Cab Calloway and his Missourians
L'orchestre des Missourians

Revenons au Cotton Club. Les Missourians y remplacent Duke dès qu’il part faire un concert à l’extérieur mais ce fut à partir de l’été 1930, lorsque les Ellingtonians partirent tourner à Hollywood que Cab et son orchestre purent jouer plus longtemps. Duke revint du mois de septembre à fin octobre et quand les Missourians remontèrent sur la scène du Cotton Club à Thanksgiving, les choses changèrent d’un jour sur l’autre. Herman Stark convoqua tout le monde et dit : « A partir d’aujourd’hui, c’est Cab votre chef et notre interlocuteur. C’est lui qui vous paiera et c’est à lui que vous rendrez des comptes. » Même si l’esprit de coopérative n’était déjà plus tellement présent chez les Missourians, certains des musiciens eurent du mal à avaler la pilule. Mais pour l’orchestre, les changements avaient commencé dès l’été avec les recrutements successifs de nouveaux musiciens : Benny Payne au piano tout d’abord, Ruben Reeves et Pike Davis à la trompette. Quelques mois plus tard, ce sera le tour d’Ed Swayzee, Doc Cheatham. Bref, les mauvaises langues diront que Cab fit tout pour briser les anciens Missourians en les diluant avec de nouveaux musiciens et afin d’asseoir définitivement son pouvoir.

Cotton Club ParadeCab n’en revenait toujours pas de tout cet argent qu’il gagnait. Il faut dire que la nouvelle revue de l’automne 1930 était un succès, que la radio retransmettait trois fois par semaine les concerts en direct, que dès le mois de mars 1931, ils enregistrèrent leurs premiers disques, etc. Quand ils ne jouaient pas au Cotton Club, ils faisaient la tournée des théâtres entre New York et le New Jersey. Aussi, afin de rentabiliser encore plus l’orchestre (et éviter à Cab de payer trop d’impôts !), et sur les conseils avisés d’Irving Mills et d’Herman Stack, Cab Calloway devient une entreprise, la Cab Calloway Incorporated. Dans cette société, Cab détenait 50 %, Irving Mills 25 % et Duke Ellington 25 %. Eh oui, Duke avait beau être un gigantesque compositeur, il n’en était pas moins avisé ! La société versait un salaire de 500 $ par semaine à Cab et ce dernier touchait 50 % des bénéfices en fin d’année. En pleine Dépression, notre ami Cab touchait la bagatelle de 26 000 $ par an et autant en dividendes !
Pourtant, côté cœur, l’idylle entre Cab et Betty tourne déjà au vinaigre. Elle souhaitait grimper dans la société tandis que Cab voulait continuer à mener sa vie de Bohème et d’artiste, allant de clubs en clubs. Quelques pages plus loin, Cab précise qu’en dehors de la tournée européenne durant laquelle elle accompagna Cab (et le trouva en fâcheuse posture dans les toilettes d’un cabaret parisien), Betty ne suivait plus la vie de Cab et de l’orchestre.

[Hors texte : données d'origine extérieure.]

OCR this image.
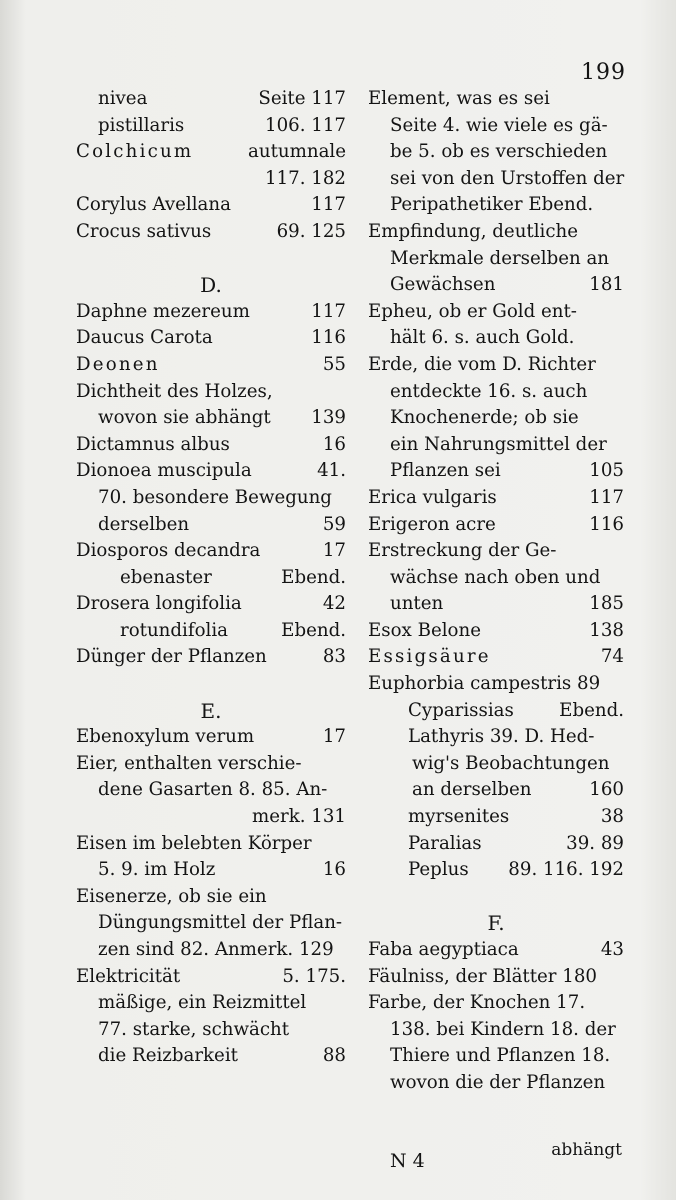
199
nivea	Seite 117
pistillaris	106. 117
Colchicum	autumnale
117. 182
Corylus Avellana	117
Crocus sativus	69. 125
D.
Daphne mezereum	117
Daucus Carota	116
Deonen	55
Dichtheit des Holzes,
wovon sie abhängt 139
Dictamnus albus	16
Dionoea muscipula	41.
70. besondere Bewegung
derselben	59
Diosporos decandra	17
ebenaster	Ebend.
Drosera longifolia	42
rotundifolia	Ebend.
Dünger der Pflanzen	83
E.
Ebenoxylum verum	17
Eier, enthalten verschie-
dene Gasarten 8. 85. An-
merk. 131
Eisen im belebten Körper
5. 9. im Holz	16
Eisenerze, ob sie ein
Düngungsmittel der Pflan-
zen sind 82. Anmerk. 129
Elektricität	5. 175.
mäßige, ein Reizmittel
77. starke, schwächt
die Reizbarkeit	88
Element, was es sei
Seite 4. wie viele es gä-
be 5. ob es verschieden
sei von den Urstoffen der
Peripathetiker Ebend.
Empfindung, deutliche
Merkmale derselben an
Gewächsen	181
Epheu, ob er Gold ent-
hält 6. s. auch Gold.
Erde, die vom D. Richter
entdeckte 16. s. auch
Knochenerde; ob sie
ein Nahrungsmittel der
Pflanzen sei	105
Erica vulgaris	117
Erigeron acre	116
Erstreckung der Ge-
wächse nach oben und
unten	185
Esox Belone	138
Essigsäure	74
Euphorbia campestris 89
Cyparissias Ebend.
Lathyris 39. D. Hed-
wig's Beobachtungen
an derselben	160
myrsenites	38
Paralias	39. 89
Peplus 89. 116. 192
F.
Faba aegyptiaca	43
Fäulniss, der Blätter 180
Farbe, der Knochen 17.
138. bei Kindern 18. der
Thiere und Pflanzen 18.
wovon die der Pflanzen
N 4	abhängt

Le grand déclencheur dans la carrière de Cab eut lieu au printemps 1931 lorsqu’il composa avec son agent Irving Mills la chanson « Minnie The Moocher ». Chaque orchestre à l’époque avait sa chanson-thème. Duke avait « Mood Indigo » par exemple. Les Missourians et Cab devaient se contenter d’un blues traditionnel, « Saint James Infirmary » popularisé par Louis Armstrong dans les années 20. Comme ils avaient plus le sens des affaires que de la musique,Minnie The Moocher, Cab Calloway Mills et Calloway imaginèrent une rengaine calquée sur St James Infirmary. Côté paroles, ils s’inspirèrent largement de la chanson Willie The Weeper que Cab admet avoir pillé. Il y avait également une chanson intitulée « Minnie The Mermaid ». Grands « mixeurs » devant l’Eternel, ils « créèrent » donc « Minnie The Moocher ». C’est au saxophoniste Walter Foots Thomas qu’échut le premier arrangement. Il était arrivé dans les Missourians en 1929, juste avant l’arrivée de Cab. Il resta dans son orchestre jusqu’en 1943 !
Toujours d’après la légende (et d’ailleurs que serait l’histoire du Jazz sans quelques bonnes histoires incroyables comme celle qui va suivre), le côté « Hi-de-Ho » vint un peu plus tard, alors que leur spectacle était retransmis en direct à la radio, Cab eut un trou de mémoire et se mit « soudain » à remplacer les paroles par « Hi-de-hi-de-hi-de-ho ». L’orchestre reprit en chœur, et petit à petit le public se mit de la partie, galvanisé par l’ambiance. Le lendemain, ils étaient submergés de courrier réclamant à nouveau cette chanson.
Cab reconnaît volontiers qu’il n’est pas l’inventeur du Scat. Louis Armstrong était son scatteur favori, mais il y en avait bien d’autres. Pour cela, reportez-vous à la fabuleuse Anthologie du Scat en 3CD dirigée par l’éminent Philippe BAUDOIN et parue chez Mélodie.
Si l’on écoute également un peu plus ce qui se faisait alentours, on se rendra compte que Blanche CALLOWAY, la sœur aînée de Cab avait enregistré quelques mois plus tôt un titre dans lequel elle chantait déjà « Hi-de-hi-de-hi-de-ho »… A bon entendeur.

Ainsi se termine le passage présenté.